Library Datasets Summary Macro %DATA_SPECS

13 Likes

In preparations for SAS Global Forum 2019 I am putting together an article reference for my presentation as well as uploading the macro so others can try using it. This macro has been extremely helpful for myself in the various meta and pooled analyses that I work on. I receive data from a large number of oncology research groups and have to be able to see what's in it quickly, sometimes without a data dictionary. The DATA_SPECS macro summarizes all of the datasets and variables contained within a specific library and creates and Excel report in a data dictionary style format.

Abstract

The field of clinical research often involves sharing data with other research groups and receiving data from other research groups. This creates the need to have a quick and concise way to summarize incoming or outgoing data that allows the user to get a grasp of the number of datasets, number of variables, and number of observations included in the library as well as the specifics of each variable within each dataset. The CONTENTS procedure can fulfill this role to an extent, but the DATA_SPECS macro uses the REPORT procedure along with the Excel Output Delivery System (ODS) destination to create a report that is fine tuned to summarize a library. The macro produces a one page overview of the datasets included in the specified library, and then creates a new worksheet for each dataset that lists all of the variables within that dataset along with their labels, formats, and a short distribution summary that varies depending on variable type. This gives the user an overview of the data that can be used in documents such as data dictionaries, and demonstrates an example of the powerful reports that can be generated with the ODS Excel destination.

What does the macro do?

Summarize a Library of Datasets

The DATA_SPECS macro is designed to give the user a quick but informative look at a library of datasets. The generated report creates three different types of tables.

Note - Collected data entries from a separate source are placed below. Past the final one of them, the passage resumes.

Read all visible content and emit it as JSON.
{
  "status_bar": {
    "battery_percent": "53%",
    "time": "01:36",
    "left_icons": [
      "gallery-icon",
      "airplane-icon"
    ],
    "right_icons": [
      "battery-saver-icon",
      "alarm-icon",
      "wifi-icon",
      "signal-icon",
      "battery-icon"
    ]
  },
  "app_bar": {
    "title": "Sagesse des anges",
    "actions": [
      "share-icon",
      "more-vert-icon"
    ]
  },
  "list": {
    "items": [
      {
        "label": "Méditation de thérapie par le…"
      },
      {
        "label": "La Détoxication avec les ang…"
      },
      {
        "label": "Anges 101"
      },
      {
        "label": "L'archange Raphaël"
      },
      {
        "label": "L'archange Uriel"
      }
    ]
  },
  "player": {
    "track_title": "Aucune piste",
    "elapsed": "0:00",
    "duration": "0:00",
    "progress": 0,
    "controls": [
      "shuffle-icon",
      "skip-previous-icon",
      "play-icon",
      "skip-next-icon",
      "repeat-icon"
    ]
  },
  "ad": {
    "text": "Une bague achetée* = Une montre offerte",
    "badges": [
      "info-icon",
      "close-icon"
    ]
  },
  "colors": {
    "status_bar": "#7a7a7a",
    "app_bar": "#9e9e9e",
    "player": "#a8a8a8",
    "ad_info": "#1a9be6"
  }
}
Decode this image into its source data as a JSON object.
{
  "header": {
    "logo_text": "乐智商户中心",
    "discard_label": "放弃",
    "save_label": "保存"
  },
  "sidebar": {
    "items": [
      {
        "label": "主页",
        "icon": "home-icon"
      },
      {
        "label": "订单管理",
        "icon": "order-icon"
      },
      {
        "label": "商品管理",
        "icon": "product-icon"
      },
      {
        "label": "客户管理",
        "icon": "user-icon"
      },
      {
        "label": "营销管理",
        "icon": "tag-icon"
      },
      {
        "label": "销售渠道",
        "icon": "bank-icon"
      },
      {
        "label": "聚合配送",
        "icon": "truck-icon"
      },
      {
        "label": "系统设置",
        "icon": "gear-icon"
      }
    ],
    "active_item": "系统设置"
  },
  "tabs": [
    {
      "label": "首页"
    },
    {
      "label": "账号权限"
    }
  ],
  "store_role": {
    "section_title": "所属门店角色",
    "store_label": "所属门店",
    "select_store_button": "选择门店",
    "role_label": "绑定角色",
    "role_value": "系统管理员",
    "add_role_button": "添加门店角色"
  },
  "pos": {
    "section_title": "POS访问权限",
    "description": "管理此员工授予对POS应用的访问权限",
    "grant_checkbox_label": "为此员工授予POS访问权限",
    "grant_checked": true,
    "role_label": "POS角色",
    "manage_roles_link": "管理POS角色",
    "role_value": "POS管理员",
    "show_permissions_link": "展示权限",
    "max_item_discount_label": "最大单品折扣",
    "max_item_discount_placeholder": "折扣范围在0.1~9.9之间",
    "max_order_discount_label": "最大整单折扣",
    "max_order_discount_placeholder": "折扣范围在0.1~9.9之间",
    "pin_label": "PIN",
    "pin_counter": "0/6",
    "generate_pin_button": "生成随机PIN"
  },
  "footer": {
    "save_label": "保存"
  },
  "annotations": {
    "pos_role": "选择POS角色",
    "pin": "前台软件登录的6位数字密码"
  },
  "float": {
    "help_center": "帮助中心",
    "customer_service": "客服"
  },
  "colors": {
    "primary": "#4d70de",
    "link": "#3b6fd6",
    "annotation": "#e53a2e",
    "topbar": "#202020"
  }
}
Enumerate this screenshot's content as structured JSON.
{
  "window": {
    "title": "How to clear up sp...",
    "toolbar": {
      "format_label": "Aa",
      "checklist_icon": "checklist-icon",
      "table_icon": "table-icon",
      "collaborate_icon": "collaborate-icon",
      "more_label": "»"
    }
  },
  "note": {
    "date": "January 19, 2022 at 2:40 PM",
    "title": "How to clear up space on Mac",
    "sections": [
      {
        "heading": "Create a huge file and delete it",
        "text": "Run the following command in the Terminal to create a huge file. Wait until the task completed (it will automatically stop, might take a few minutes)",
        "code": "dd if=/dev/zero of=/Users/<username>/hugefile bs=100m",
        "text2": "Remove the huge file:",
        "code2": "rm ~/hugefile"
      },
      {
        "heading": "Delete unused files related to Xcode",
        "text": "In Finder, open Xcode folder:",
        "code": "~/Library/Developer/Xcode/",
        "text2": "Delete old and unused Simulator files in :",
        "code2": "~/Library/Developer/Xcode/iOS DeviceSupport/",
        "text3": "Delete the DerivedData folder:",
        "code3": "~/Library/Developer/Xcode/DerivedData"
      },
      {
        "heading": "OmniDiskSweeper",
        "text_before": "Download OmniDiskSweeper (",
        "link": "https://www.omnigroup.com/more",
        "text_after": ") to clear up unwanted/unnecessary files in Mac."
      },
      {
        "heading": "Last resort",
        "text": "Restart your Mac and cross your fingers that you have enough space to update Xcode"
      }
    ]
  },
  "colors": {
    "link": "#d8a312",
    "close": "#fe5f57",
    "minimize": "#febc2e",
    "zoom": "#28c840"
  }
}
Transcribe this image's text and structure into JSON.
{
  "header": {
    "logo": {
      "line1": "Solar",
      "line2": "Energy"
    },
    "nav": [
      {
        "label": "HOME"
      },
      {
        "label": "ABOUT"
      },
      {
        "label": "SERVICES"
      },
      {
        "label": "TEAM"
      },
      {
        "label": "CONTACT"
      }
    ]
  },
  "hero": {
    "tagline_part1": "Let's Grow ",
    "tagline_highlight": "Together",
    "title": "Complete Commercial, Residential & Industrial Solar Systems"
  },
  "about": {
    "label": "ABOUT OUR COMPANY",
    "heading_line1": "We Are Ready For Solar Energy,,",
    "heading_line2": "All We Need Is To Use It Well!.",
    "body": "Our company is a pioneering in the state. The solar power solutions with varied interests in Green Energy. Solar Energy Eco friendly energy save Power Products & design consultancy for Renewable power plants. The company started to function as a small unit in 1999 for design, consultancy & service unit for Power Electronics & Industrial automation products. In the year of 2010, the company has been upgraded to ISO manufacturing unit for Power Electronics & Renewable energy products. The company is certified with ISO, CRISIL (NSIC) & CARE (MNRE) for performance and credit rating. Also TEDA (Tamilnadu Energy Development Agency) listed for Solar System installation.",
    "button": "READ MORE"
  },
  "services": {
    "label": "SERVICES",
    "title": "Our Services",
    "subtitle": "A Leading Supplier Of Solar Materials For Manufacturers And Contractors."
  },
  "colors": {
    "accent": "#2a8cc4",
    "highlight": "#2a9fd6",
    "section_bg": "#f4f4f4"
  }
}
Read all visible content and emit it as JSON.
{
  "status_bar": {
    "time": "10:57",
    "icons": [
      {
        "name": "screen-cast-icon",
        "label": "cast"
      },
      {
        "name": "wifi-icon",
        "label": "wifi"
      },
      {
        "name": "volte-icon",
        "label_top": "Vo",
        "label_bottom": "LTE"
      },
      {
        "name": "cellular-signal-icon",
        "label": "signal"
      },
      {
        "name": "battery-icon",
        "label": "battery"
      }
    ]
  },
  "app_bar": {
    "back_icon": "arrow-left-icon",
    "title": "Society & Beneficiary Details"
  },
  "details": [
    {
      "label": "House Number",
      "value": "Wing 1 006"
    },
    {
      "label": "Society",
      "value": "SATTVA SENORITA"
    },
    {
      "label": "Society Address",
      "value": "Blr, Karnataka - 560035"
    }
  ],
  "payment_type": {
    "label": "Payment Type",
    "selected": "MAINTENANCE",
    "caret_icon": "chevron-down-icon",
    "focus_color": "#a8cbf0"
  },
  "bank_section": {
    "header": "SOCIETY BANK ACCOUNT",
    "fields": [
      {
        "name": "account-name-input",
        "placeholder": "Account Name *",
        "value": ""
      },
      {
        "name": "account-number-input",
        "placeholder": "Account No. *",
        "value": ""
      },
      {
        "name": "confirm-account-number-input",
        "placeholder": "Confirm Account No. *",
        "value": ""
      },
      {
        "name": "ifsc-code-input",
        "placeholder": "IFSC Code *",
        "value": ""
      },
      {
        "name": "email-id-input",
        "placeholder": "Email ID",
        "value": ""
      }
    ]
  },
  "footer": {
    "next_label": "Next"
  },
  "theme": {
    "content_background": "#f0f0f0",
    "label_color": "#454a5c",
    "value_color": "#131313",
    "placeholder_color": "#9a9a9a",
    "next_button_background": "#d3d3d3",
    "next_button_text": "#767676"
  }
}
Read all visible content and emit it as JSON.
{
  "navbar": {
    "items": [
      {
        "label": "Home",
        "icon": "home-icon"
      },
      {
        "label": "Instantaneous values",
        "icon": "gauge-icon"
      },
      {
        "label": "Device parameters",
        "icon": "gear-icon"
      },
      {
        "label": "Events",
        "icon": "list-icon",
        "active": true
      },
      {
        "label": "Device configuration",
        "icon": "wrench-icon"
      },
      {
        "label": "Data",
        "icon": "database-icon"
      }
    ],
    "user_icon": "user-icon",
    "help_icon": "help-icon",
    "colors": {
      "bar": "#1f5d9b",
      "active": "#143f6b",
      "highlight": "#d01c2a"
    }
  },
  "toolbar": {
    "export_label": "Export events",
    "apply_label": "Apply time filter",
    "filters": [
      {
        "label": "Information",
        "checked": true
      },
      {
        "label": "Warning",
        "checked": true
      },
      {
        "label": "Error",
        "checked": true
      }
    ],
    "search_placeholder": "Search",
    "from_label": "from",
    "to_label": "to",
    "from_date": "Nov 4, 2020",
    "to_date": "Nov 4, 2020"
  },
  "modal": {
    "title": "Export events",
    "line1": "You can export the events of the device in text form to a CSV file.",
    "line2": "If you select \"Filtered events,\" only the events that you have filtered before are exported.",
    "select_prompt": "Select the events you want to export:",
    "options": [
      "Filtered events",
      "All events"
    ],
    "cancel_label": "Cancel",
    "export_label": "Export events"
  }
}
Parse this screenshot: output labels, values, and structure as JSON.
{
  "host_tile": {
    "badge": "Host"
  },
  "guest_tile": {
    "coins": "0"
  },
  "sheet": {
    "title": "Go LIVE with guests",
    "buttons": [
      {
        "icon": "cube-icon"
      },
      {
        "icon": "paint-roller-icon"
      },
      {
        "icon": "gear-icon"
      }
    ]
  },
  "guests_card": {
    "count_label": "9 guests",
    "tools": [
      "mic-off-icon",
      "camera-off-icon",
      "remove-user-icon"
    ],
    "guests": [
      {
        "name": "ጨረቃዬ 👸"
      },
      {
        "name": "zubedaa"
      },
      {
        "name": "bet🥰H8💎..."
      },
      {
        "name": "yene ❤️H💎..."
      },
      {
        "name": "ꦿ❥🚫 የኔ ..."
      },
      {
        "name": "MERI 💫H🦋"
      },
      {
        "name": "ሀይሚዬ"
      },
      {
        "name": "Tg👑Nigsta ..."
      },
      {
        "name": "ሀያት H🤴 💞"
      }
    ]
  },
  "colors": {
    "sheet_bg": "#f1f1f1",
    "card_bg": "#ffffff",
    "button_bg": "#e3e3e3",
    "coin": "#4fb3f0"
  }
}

Table 1: Summary of datasets

The first table is a simple listing of the datasets that are contained within the specified library. There is a column for the dataset name (which includes any dataset label in parentheses), number of observations, number of unique index values, and number of variables. Index variables are specified to the macro to try to determine unique subjects and can be variables such as patient ID. Knowing the number of observations vs the number of unique index values indicates to the user if the dataset has one row per subject or multiple observations per subject.

Table 2: Summary of variables that exist in multiple datasets

The second table will display any variables that exist across multiple datasets in the library. This information is important to see if any critical variables such as gender have different values for the same subject across datasets. The table lists the variable name, the list of datasets it is contained in, and all unique variable labels that variable has in those datasets. Different labels can indicate the variable has different meanings in the different datasets.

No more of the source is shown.